Il faut penser outside de box. Boîte de chaussures, micro-ondes, Ipod, pourquoi pas. Nous devons nous ramener à l’évidence qu’avant toute chose, bien avant d’être consommateur, l’humain est un animal qui comme tout autre primate de l’échelle de l’évolution continue sa course, et n’en est certainement pas à son dernier look cri du jour fesses bombées tête bien droite. 

Il faut cesser de croire que l’homme tel qu’on le connaît restera intact dans son identité et sa façon d’être. En vous informant moindrement sur la science, et mettant en pratique quelques notions de magie, vous prendrez rapidement conscience des capacités dont nous sommes dotés, d’ampleur encore ignorée. 


I’m a dreamer, and i’m not the only one. 

Peace, love , music always dears. 

juin 24, 2008

Gens heureux

Belle Utopie d’imaginer un peuple sans frontière où le baril de pétrole serait accessible au prix du blé, où les Africains auraient la cote, et tout le monde ferait un beau grand rond en se tenant la main. 

Eh bien, grands rêveurs, nous somme qualifiés d’utopistes, et ces intellos ne veulent rien entendre. Bien que la politique en soi mène le monde, et ce, depuis des lustres, le cycle animal quant à lui, survit, sans personne au pouvoir. Pouvons-nous apprendre de ces animaux? Leur synchronicité bat de plus grands records que n’importe quels petits hommes sur pied d’escale. Passez la vie dans nos livres, bourrage de crâne je vous dis. Les plus beaux moments sont toujours ceux classés d’inqualifiables, et ne sont certes pas ceux passés à se ”crâner”. 

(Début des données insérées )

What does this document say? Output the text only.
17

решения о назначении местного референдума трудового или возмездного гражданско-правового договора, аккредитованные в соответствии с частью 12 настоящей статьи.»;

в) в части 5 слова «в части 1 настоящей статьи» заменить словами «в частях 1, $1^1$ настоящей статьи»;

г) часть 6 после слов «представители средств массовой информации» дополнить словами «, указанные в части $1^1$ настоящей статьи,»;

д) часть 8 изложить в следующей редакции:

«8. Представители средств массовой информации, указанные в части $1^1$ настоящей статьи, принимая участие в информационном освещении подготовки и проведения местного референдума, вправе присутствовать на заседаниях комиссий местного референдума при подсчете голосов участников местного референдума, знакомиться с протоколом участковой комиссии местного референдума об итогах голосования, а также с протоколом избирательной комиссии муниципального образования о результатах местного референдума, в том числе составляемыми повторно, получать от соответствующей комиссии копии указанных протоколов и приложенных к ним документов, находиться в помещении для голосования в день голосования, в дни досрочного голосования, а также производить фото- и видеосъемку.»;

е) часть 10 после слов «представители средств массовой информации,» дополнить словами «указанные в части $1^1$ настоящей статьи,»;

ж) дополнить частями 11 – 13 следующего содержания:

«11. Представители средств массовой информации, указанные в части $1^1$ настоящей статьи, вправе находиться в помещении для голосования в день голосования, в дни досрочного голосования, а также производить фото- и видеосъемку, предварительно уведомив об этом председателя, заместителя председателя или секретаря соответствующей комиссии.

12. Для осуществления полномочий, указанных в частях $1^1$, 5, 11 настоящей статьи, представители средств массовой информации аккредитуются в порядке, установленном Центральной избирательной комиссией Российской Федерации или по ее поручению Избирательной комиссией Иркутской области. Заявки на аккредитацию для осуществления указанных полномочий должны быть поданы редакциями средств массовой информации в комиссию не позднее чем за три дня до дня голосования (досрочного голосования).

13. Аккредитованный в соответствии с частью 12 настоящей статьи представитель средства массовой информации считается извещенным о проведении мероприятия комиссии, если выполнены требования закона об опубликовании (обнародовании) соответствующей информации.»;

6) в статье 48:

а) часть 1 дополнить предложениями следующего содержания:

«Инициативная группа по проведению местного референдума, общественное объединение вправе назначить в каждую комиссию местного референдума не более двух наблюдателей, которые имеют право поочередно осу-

-Ah, gentilhomme, que faites-vous donc à cet instant précis! 

-Bien, voyons, je me complais dans la glace! 

-Mon beau Seigneur, mais je vous le confirme, vos habits vous vont à ravir, et ce n’est que peu dire…

- (Soupir) 

-Mais qu’avez-vous, enfin, réjouissez-vous! Vous êtes si brillant! N’est-ce pas que votre femme vous trouve séduisant! 

-Ma femme, il y a bien longtemps qu’elle ne m’a pas vu. Je ne suis que l’ombre de ce qu’elle a déjà connu. 

-Dites-vous?

-Je vous en conjure, cessez, ma douleur est telle, que je ne peux plus jouer. 

-Allez, pleurez!

-Pleurer! Mais qu’elle bêtise racontez-vous jeune femme…

-Libérez cette âme sans fin, cette beauté odorante, cette chaleur exquise. Foncez, prenez là, s.v.p. je vous en supplie, caressez la chaleur de son cul, et n’en faites que pâté pour carnivore, aimez là, brûler ce lustre qui ne vous sert à rien. Homme, vous êtes fort, cessez d’être faible, vous n’en verrez point l’absolu. 

Et il rentra, déchaussé d’une cravate merdique qui lui coupe le souffle depuis toujours, laissa le vent caresser ses sens, débrancha le téléphone, sortit les poubelles. Le chien aboya, il salua les voisins, et il crut s’apercevoir sourire. Ce n’était pas bien loin pensa-t-il. 

Les gens heureux, que demandent-ils? Selon les dires, l’argent ne fait pas le bonheur, la satisfaction est trouvée dans la simplicité. Où l’ego de l’homme n’existe plus, chaque rythme bat sa saveur, semblerait qu’il s’y trouve un endroit nommé bonheur. Bonheur! Où es-tu? 

-Ici.

-C’est où ici?

-Dans le tunnel, face à toi.

Et les gens heureux se prirent par la main.